/GenAug

Code for GenAug: Data Augmentation for Finetuning Text Generators.

Primary LanguageJupyter Notebook

GenAug: Data Augmentation for Finetuning Text Generators

Code for GenAug, presented in GenAug: Data Augmentation for Finetuning Text Generators published at EMNLP 2020 DeeLIO Workshop. You can cite it as follows:

@inproceedings{feng-etal-2020-genaug,
    title = "{G}en{A}ug: Data Augmentation for Finetuning Text Generators",
    author = "Feng, Steven Y. and Gangal, Varun and Kang, Dongyeop and Mitamura, Teruko and Hovy, Eduard",
    booktitle = "Proceedings of Deep Learning Inside Out (DeeLIO): The First Workshop on Knowledge Extraction and Integration for Deep Learning Architectures",
    month = nov, year = "2020", address = "Online",
    publisher = "Association for Computational Linguistics",
    url = "https://www.aclweb.org/anthology/2020.deelio-1.4",
    doi = "10.18653/v1/2020.deelio-1.4", pages = "29--42",
}

Authors: Steven Y. Feng, Varun Gangal, Dongyeop Kang, Teruko Mitamura, Eduard Hovy

Talk can be found here. Slides and other resources can be found here.

Note: inquiries should be directed to stevenyfeng@gmail.com or by opening an issue here.

drawing

Required Resources

  1. Stanford POS Tagger: https://nlp.stanford.edu/software/stanford-postagger-2018-10-16.zip
  2. Stanford CoreNLP: http://nlp.stanford.edu/software/stanford-corenlp-full-2018-10-05.zip

Pretrained/finetuned Models (on Yelp):

  1. BERT Sentiment Regressor (Finetuned on YLR reviews with star ratings): https://drive.google.com/drive/folders/1JT07ZPxmMO9my5hH3MvJf8VmAlzuuUGf?usp=sharing
  2. GPT-2 (Finetuned on 2 million Yelp reviews - for perplexity and SLOR evaluation): https://drive.google.com/drive/folders/1J3Jcw-qtdWxCYZV7LOnLjKVJZPXiFS2h?usp=sharing
  3. SMERTI-Transformer (Trained on a subset of YLR): https://drive.google.com/drive/folders/1A-jyNp5So4lmv3ZtgKmwq7be8CoFtF_B?usp=sharing

Data

  • "stopwords.txt" contains a list of stopwords used.
  • "yelp_train.txt", "yelp_val.txt", and "yelp_test.txt" contain the entire training, validation, and testing examples for YLR (both prompt and continuation portions).
  • "yelp_train_0.5.txt" and "yelp_test_0.5.txt" contain first-half versions of the training and testing examples of YLR (prompt portions only).
  • "SMERTI_chosen_REs.txt" contains the chosen 150 nouns as Replacement Entities for SMERTI inference.
  • "SMERTI_train.csv" and "SMERTI_val.csv" contain the training and validation splits for SMERTI-Transformer, respectively.

Code

  • "augmentation_methods" folder contains code for the various GenAug augmentation methods (excluding SMERTI).
  • "evaluation" folder contains code for the evaluation.
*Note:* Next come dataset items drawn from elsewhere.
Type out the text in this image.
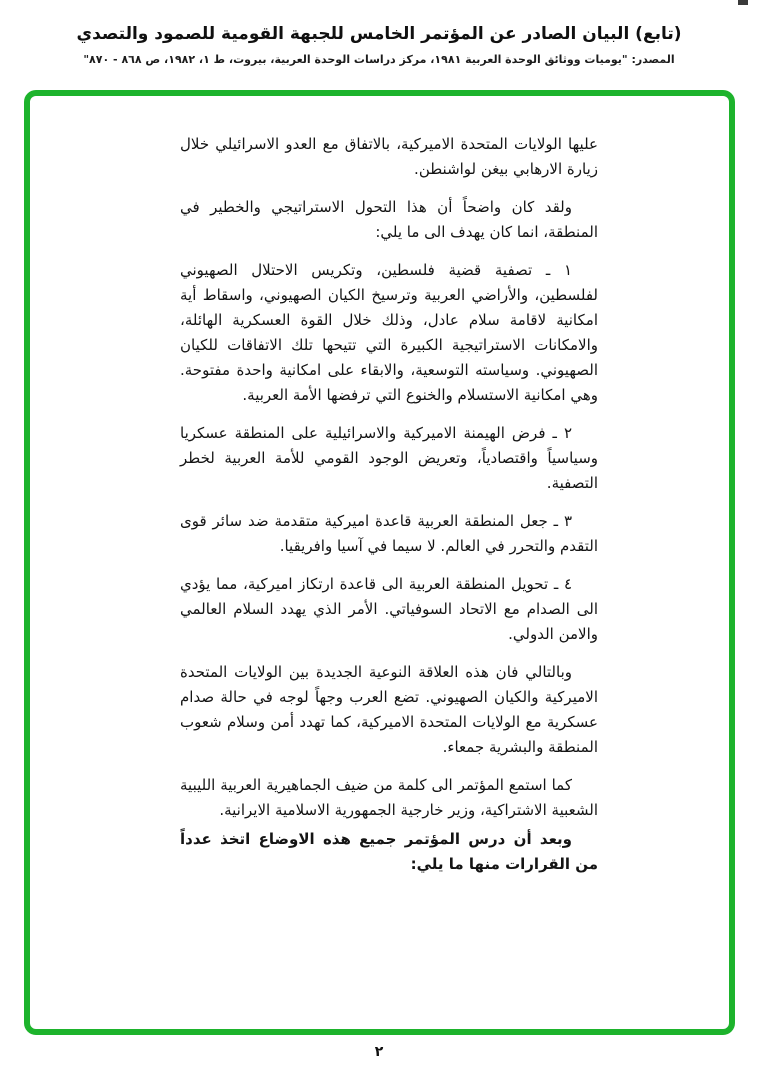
(تابع) البيان الصادر عن المؤتمر الخامس للجبهة القومية للصمود والتصدي

المصدر: "يوميات ووثائق الوحدة العربية ١٩٨١، مركز دراسات الوحدة العربية، بيروت، ط ١، ١٩٨٢، ص ٨٦٨ - ٨٧٠"

عليها الولايات المتحدة الاميركية، بالاتفاق مع العدو الاسرائيلي خلال زيارة الارهابي بيغن لواشنطن.

ولقد كان واضحاً أن هذا التحول الاستراتيجي والخطير في المنطقة، انما كان يهدف الى ما يلي:

١ ـ تصفية قضية فلسطين، وتكريس الاحتلال الصهيوني لفلسطين، والأراضي العربية وترسيخ الكيان الصهيوني، واسقاط أية امكانية لاقامة سلام عادل، وذلك خلال القوة العسكرية الهائلة، والامكانات الاستراتيجية الكبيرة التي تتيحها تلك الاتفاقات للكيان الصهيوني. وسياسته التوسعية، والابقاء على امكانية واحدة مفتوحة. وهي امكانية الاستسلام والخنوع التي ترفضها الأمة العربية.

٢ ـ فرض الهيمنة الاميركية والاسرائيلية على المنطقة عسكريا وسياسياً واقتصادياً، وتعريض الوجود القومي للأمة العربية لخطر التصفية.

٣ ـ جعل المنطقة العربية قاعدة اميركية متقدمة ضد سائر قوى التقدم والتحرر في العالم. لا سيما في آسيا وافريقيا.

٤ ـ تحويل المنطقة العربية الى قاعدة ارتكاز اميركية، مما يؤدي الى الصدام مع الاتحاد السوفياتي. الأمر الذي يهدد السلام العالمي والامن الدولي.

وبالتالي فان هذه العلاقة النوعية الجديدة بين الولايات المتحدة الاميركية والكيان الصهيوني. تضع العرب وجهاً لوجه في حالة صدام عسكرية مع الولايات المتحدة الاميركية، كما تهدد أمن وسلام شعوب المنطقة والبشرية جمعاء.

كما استمع المؤتمر الى كلمة من ضيف الجماهيرية العربية الليبية الشعبية الاشتراكية، وزير خارجية الجمهورية الاسلامية الايرانية.

وبعد أن درس المؤتمر جميع هذه الاوضاع اتخذ عدداً من القرارات منها ما يلي:

٢
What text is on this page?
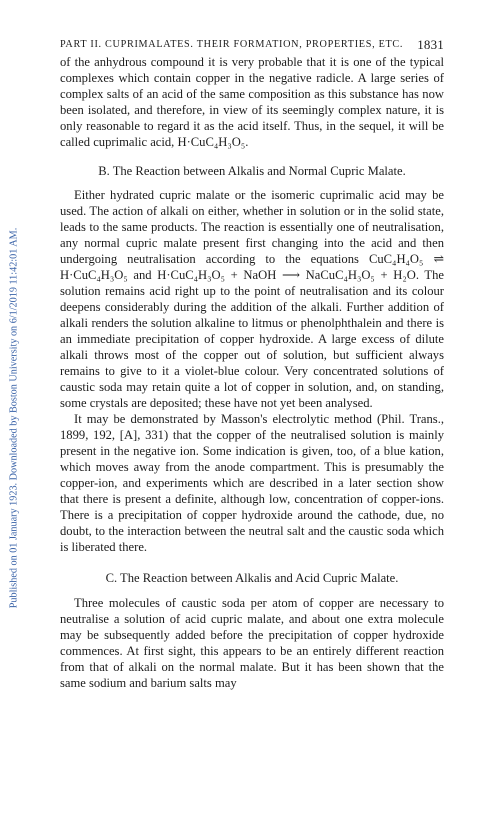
Published on 01 January 1923. Downloaded by Boston University on 6/1/2019 11:42:01 AM.
PART II. CUPRIMALATES. THEIR FORMATION, PROPERTIES, ETC. 1831

of the anhydrous compound it is very probable that it is one of the typical complexes which contain copper in the negative radicle. A large series of complex salts of an acid of the same composition as this substance has now been isolated, and therefore, in view of its seemingly complex nature, it is only reasonable to regard it as the acid itself. Thus, in the sequel, it will be called cuprimalic acid, H·CuC₄H₃O₅.

B. The Reaction between Alkalis and Normal Cupric Malate.

Either hydrated cupric malate or the isomeric cuprimalic acid may be used. The action of alkali on either, whether in solution or in the solid state, leads to the same products. The reaction is essentially one of neutralisation, any normal cupric malate present first changing into the acid and then undergoing neutralisation according to the equations CuC₄H₄O₅ ⇌ H·CuC₄H₃O₅ and H·CuC₄H₃O₅ + NaOH ⟶ NaCuC₄H₃O₅ + H₂O. The solution remains acid right up to the point of neutralisation and its colour deepens considerably during the addition of the alkali. Further addition of alkali renders the solution alkaline to litmus or phenolphthalein and there is an immediate precipitation of copper hydroxide. A large excess of dilute alkali throws most of the copper out of solution, but sufficient always remains to give to it a violet-blue colour. Very concentrated solutions of caustic soda may retain quite a lot of copper in solution, and, on standing, some crystals are deposited; these have not yet been analysed.

It may be demonstrated by Masson's electrolytic method (Phil. Trans., 1899, 192, [A], 331) that the copper of the neutralised solution is mainly present in the negative ion. Some indication is given, too, of a blue kation, which moves away from the anode compartment. This is presumably the copper-ion, and experiments which are described in a later section show that there is present a definite, although low, concentration of copper-ions. There is a precipitation of copper hydroxide around the cathode, due, no doubt, to the interaction between the neutral salt and the caustic soda which is liberated there.

C. The Reaction between Alkalis and Acid Cupric Malate.

Three molecules of caustic soda per atom of copper are necessary to neutralise a solution of acid cupric malate, and about one extra molecule may be subsequently added before the precipitation of copper hydroxide commences. At first sight, this appears to be an entirely different reaction from that of alkali on the normal malate. But it has been shown that the same sodium and barium salts may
Specifically, "get_unigram_distribution.py" is used for the rare_words (RWords) metric, and "evaluate_combined.py" contains code for SBLEU, UTR, TTR, and RWords. The "sentiment" sub-folder contains code for Sentiment Consistency evaluation [MORE DETAILS LATER].
  • "finetuning_and_generation" folder contains scripts and code for finetuning GPT-2 models and generating outputs from GPT-2 models. Run the two .sh scripts to finetune and generate.
  • "processing_and_setup" folder contains code to process and setup the data required for the experiments. "Continuation_Postprocessor.py" cleans the GPT-2 outputs (e.g. stripping trailing exclamation marks), "GenAug_Finetuning_Setup.ipynb" contains code to setup the final augmentation data for GPT-2 finetuning, "GenAug_SMERTI_Processing.ipynb" contains code to setup SMERTI training, validation, and inference data, and "GenAug_Yelp_Dataset_Processing.ipynb" contains code to process and setup the Yelp Reviews data for YLR and 2 million reviews subset for PPL and SLOR evaluation.

SMERTI Augmentation Method Code

Code for the SMERTI augmentation method can be found in the "GenAug SMERTI-Transformer" folder at this repo. This is the official repo for "SMERTI for Semantic Text Exchange" presented in Keep Calm and Switch On! Preserving Sentiment and Fluency in Semantic Text Exchange published at EMNLP-IJCNLP 2019.

Note: more details and example commands for all the code will be added at a later date.